Another author, Juan Carlos Pichel, emphasizes the importance of how questions are formulated: "Models are very sensitive to context," he states, noting that a well-designed prompt (query message) can greatly improve the response. However, the opposite could also happen: "an ambiguous question generates dangerous answers," says the professor of Computer Architecture and Technology at USC. The study evaluates different levels of context, allowing the observation of how the quality of the response varies according to the type of prompt used. "One of the most serious risks we detected with the use of AIs is that if they do not understand the question well or lack sufficient context, they can offer unsafe advice," he warns. "And the most concerning thing is that they do it with great assertiveness, which can induce fatal errors, with direct consequences on people's health." The work emphasizes the idea that the way the question is formulated has a crucial impact on the quality of the response. "The same AI can jump from making a mistake to getting it right just by reformulating the prompt," concludes Pichel.

Search engines vs. AIs: united they are stronger

For David Losada, professor of Computer Science and Artificial Intelligence, a key part of the work is exploring how to enrich AIs with results obtained by search engines, using retrieval-augmented generation techniques (better known as RAG - Retrieval-Augmented Generation). "Injecting web results into the prompt allows lighter AIs, less costly to train and therefore more efficient, to reason based on external and current information to generate accurate answers, without needing to have all the information pre-stored in their parameters. It is a very promising strategy for AI-assisted medical systems, as it presents a secure and sustainable future horizon," says Losada.

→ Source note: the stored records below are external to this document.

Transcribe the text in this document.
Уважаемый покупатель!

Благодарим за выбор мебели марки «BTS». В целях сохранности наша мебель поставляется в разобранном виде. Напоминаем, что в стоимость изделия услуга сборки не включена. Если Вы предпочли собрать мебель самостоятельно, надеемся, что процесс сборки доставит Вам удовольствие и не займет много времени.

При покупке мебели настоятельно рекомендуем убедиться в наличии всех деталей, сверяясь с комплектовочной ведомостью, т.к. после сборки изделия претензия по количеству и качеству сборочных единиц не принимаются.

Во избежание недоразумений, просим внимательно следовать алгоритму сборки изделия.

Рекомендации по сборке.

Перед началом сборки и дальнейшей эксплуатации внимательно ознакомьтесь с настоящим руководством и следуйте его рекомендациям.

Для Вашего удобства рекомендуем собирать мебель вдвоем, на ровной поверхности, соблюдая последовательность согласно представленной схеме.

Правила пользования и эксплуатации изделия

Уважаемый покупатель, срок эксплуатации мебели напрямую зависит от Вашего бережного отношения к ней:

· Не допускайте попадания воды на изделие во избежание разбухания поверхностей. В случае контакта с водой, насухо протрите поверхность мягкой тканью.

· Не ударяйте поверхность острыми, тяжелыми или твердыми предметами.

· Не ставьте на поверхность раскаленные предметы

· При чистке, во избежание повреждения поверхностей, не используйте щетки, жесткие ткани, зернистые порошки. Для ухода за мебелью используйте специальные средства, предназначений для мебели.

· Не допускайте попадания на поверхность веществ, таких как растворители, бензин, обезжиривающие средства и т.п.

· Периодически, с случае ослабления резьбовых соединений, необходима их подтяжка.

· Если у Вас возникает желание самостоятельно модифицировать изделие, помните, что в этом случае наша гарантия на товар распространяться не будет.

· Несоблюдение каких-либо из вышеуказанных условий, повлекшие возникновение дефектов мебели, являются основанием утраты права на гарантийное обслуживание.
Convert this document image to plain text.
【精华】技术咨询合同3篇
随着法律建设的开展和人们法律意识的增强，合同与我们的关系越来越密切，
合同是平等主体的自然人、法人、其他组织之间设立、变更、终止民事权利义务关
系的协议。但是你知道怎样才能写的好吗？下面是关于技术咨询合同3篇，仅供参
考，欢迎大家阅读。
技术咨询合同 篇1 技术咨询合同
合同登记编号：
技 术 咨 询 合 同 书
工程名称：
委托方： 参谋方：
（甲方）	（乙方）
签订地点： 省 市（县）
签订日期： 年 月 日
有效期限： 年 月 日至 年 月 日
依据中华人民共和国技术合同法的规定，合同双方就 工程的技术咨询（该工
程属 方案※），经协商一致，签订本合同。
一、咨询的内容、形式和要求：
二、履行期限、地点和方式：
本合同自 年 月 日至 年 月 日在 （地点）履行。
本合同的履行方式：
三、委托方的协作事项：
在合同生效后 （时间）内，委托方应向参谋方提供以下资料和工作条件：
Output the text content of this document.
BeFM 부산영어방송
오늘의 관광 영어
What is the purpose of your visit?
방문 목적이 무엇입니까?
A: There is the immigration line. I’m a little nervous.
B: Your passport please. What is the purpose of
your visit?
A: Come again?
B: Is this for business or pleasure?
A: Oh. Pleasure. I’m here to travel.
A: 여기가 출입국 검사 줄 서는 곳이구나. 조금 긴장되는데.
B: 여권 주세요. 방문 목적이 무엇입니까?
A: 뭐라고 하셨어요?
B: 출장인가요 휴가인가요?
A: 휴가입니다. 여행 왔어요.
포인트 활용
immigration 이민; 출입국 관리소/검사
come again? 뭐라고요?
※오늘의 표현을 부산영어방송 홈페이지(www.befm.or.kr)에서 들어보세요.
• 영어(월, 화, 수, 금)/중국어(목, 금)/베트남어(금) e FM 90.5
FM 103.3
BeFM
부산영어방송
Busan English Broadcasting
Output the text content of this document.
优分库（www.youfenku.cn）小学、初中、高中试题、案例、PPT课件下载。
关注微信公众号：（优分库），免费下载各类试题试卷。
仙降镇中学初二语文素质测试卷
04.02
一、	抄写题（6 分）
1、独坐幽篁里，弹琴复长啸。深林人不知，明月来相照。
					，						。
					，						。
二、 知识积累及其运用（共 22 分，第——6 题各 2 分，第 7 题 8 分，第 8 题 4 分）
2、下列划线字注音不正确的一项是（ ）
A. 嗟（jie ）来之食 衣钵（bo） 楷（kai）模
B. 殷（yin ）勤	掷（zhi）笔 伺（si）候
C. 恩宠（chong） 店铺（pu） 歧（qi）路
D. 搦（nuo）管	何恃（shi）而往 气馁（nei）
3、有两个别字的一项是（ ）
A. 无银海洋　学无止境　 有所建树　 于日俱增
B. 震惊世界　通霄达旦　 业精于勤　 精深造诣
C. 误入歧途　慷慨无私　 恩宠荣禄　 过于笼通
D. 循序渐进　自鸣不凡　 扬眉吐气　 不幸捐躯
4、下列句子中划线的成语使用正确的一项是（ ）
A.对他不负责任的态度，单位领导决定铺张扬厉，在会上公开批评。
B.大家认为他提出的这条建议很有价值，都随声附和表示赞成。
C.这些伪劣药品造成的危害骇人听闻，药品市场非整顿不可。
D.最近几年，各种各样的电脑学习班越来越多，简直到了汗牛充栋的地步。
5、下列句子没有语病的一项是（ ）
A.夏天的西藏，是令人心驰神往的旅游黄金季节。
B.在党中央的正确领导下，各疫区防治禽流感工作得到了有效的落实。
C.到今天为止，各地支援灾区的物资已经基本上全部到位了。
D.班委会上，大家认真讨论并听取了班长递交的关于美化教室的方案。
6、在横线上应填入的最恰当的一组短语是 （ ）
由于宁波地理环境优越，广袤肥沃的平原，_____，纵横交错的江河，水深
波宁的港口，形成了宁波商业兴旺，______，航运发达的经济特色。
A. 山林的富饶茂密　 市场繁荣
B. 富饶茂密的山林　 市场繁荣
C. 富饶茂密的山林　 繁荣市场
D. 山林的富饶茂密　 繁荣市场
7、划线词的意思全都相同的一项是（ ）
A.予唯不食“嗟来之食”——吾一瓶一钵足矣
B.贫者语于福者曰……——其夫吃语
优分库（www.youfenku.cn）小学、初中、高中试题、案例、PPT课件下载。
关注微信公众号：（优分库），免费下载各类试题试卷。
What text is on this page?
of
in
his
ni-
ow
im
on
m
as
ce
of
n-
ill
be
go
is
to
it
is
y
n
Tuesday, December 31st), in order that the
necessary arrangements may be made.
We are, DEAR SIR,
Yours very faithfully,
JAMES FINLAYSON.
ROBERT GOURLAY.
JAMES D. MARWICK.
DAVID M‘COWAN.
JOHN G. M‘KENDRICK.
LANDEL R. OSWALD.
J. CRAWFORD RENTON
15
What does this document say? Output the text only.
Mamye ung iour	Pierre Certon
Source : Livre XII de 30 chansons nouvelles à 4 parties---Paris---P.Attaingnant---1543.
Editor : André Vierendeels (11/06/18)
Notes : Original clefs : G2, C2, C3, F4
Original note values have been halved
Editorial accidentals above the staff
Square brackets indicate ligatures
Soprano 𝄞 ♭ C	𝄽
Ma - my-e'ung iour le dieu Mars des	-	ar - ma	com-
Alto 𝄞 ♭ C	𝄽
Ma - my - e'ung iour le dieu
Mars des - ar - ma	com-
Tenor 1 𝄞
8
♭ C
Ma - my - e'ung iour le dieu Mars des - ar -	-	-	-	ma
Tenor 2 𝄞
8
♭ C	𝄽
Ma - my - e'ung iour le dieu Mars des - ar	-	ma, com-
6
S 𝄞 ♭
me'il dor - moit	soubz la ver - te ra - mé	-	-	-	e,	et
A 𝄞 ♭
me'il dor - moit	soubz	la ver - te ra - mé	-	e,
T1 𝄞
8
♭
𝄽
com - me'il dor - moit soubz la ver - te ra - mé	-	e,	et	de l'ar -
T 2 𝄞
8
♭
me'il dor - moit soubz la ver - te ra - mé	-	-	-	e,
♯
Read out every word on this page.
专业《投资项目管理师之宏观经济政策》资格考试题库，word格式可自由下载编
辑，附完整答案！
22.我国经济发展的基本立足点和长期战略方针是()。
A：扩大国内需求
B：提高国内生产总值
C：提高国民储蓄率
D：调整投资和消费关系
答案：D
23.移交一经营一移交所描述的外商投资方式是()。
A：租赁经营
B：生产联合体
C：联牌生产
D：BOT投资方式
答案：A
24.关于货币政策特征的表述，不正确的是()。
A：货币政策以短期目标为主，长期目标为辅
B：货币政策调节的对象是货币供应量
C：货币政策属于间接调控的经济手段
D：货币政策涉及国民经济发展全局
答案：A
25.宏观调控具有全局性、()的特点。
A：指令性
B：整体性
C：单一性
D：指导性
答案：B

"The results of our work show that conversational AIs tend to offer more precise and focused responses than search engines, but they can also make serious errors," explains David Losada. "The problem with search engines is that they return a lot of irrelevant or ambiguous information. The AI, on the other hand, offers you a single answer, which can be good... or completely wrong."

The study concludes that both search engines and AIs have the potential to provide useful medical information, but they require informed use: "our message is not to choose one over the other but to learn to use them well and know when to be skeptical." Therefore, the authors emphasize the need for education, both for the general public and healthcare professionals. "It is not about prohibiting or replacing, but about understanding how these technologies work and learning to make the most of them in a critical and informed way. At best, both search engines and AIs make between 10 and 15% errors, and in medical matters, that margin can be very delicate if not detected in time," warns the team responsible for the work. "Both citizens and healthcare professionals must be aware of the limits and strengths of these technologies. Digital health literacy is key."